There are times when whitebait is all over a particular flat you’re on but for some unknown reason, they just won’t come to your chum. You can use a gallon of menhaden oil, but all that happens is big shiny schools of four-inchers are moving under your boat at 100 knots. You can see the schools moving, but you can’t get them to eat. If this happens, first try a sabiki. If those don’t work either, try a technique we call “run-and-gun”.
- Have one person (the runner) run the boat slowly, while the person throwing the net (the tosser) is on the bow.
- Pick a pattern you’re going to move the boat — probably identical to a drift pattern for the same flat, but with the boat motoring slowly rather then drifting.
- Slowly run the pattern. The tosser, who is on the bow, should watch the water for bait. That person is the only one who can see the bait. Remember that :) The runner cannot see them.
- As soon as the tosser sees the bait, he or she yells “Now!” or “Stop!” and immediately throws the net.
- The runner stops the engine, and, depending on tide and wind, even puts the engine in reverse.
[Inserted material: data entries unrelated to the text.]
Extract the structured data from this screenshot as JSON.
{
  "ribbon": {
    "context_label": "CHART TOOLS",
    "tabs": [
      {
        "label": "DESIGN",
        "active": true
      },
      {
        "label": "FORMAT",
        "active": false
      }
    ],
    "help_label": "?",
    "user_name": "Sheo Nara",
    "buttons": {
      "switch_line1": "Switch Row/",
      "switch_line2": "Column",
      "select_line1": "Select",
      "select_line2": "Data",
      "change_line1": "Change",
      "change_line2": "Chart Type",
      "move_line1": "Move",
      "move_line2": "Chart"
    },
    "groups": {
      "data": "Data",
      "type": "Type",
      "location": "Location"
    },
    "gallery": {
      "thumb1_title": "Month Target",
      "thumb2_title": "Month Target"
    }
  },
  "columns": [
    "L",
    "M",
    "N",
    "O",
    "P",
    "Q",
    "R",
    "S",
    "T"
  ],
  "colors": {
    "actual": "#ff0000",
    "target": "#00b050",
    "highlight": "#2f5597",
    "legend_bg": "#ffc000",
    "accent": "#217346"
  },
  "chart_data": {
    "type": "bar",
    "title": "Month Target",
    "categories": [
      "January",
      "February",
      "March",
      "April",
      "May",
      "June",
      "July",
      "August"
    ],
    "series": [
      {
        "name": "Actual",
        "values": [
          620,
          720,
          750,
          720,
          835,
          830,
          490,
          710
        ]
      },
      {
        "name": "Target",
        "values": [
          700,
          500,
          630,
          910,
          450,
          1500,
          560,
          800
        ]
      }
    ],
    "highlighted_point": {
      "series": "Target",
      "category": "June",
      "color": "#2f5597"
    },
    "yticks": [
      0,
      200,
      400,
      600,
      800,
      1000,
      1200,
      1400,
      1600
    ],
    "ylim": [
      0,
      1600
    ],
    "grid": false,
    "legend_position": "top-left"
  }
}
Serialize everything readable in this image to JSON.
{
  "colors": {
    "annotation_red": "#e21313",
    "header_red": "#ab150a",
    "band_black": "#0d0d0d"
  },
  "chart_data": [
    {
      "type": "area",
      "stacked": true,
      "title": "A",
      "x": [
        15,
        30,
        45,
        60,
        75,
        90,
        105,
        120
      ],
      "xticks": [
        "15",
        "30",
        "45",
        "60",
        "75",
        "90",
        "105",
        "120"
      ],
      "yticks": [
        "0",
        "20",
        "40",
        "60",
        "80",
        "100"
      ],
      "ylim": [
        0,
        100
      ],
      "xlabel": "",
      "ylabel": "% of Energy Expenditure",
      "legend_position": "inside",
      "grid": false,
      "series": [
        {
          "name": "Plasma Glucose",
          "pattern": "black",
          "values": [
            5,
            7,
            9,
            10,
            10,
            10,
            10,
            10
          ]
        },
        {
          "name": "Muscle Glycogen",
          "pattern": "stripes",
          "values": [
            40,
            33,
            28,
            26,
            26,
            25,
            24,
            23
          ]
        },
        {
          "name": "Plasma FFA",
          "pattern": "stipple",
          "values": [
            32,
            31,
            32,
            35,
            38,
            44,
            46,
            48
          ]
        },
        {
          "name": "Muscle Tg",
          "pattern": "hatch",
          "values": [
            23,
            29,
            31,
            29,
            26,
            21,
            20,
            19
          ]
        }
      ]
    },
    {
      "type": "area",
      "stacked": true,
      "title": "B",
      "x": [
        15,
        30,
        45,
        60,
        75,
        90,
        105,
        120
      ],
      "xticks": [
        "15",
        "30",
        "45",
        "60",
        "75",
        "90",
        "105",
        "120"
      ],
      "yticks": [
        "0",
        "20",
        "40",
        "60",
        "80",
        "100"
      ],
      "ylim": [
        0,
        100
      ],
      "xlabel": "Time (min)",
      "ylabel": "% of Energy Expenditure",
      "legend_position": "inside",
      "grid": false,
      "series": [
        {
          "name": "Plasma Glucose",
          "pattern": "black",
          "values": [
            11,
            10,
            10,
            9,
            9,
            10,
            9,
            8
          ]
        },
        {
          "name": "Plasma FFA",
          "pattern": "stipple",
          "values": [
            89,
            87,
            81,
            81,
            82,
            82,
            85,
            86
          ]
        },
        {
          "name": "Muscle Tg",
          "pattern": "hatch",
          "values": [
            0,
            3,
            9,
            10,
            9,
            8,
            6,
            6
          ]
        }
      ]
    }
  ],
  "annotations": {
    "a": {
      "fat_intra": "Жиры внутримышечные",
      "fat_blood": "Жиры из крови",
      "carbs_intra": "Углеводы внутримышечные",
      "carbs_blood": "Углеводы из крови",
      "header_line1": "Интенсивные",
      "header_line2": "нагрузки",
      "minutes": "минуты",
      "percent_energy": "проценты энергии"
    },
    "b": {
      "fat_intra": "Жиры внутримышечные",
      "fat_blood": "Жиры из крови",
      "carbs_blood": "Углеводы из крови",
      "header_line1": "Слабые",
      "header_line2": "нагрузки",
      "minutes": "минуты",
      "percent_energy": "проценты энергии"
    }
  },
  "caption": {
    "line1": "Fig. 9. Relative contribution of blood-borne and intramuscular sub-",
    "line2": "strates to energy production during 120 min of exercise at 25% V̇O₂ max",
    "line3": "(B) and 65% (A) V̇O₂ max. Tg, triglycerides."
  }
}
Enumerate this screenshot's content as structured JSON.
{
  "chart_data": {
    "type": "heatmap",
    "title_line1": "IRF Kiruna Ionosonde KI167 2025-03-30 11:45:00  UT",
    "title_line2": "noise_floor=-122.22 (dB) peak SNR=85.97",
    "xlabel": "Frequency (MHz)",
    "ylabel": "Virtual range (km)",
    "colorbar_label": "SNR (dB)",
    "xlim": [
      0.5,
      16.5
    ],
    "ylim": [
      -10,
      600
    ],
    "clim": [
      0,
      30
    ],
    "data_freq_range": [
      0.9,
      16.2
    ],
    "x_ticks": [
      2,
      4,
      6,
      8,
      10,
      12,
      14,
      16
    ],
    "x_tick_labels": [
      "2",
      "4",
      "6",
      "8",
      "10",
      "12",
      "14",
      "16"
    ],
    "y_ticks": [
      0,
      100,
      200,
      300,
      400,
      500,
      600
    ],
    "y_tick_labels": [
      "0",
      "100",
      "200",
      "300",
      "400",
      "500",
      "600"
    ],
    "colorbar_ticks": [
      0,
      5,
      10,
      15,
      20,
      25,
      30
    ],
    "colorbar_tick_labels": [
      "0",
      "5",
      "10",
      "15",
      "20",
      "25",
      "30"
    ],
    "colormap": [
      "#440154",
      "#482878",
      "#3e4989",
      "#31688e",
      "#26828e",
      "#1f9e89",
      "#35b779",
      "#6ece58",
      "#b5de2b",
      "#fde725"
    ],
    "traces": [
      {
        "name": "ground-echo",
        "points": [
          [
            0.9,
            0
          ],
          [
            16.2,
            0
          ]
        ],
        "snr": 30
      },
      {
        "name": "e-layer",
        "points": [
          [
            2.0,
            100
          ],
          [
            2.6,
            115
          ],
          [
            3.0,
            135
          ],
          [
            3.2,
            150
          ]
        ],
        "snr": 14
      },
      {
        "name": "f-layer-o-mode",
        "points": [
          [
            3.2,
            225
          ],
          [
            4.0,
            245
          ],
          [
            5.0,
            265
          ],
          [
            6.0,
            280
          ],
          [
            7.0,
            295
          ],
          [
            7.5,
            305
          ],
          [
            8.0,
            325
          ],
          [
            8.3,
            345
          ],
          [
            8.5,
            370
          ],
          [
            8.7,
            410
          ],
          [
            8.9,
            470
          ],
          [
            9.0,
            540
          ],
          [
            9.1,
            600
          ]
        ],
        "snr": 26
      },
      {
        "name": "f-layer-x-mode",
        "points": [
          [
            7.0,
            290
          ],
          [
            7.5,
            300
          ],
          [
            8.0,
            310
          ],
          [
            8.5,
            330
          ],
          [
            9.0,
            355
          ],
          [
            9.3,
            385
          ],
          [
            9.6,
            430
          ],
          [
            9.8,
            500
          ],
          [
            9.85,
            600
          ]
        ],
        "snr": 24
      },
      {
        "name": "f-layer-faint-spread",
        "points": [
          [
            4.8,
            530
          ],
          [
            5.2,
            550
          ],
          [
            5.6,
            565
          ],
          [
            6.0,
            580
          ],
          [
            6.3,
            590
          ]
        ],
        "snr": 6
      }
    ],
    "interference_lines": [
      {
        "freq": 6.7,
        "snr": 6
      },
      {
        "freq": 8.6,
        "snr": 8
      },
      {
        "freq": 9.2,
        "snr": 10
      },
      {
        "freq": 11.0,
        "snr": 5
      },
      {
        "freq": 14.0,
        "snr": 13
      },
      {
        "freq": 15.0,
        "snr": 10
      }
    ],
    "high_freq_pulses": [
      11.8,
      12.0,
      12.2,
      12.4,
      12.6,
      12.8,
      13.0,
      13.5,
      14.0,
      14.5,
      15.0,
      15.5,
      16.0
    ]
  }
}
Two things are important to watch for: which side of the boat the tosser saw the bait, and where the net was thrown (front, alongside, or slightly behind). If all is done right, and the timing between tosser and runner is accurate, the net will open and not be mis-shaped by the boat pulling it in the wrong direction. It’s well worth the effort to learn, and sometimes is the only way you’ll net bait. It does take practice to do it right, though, and even with experience the toss and the boat’s movement don’t always sync as planned.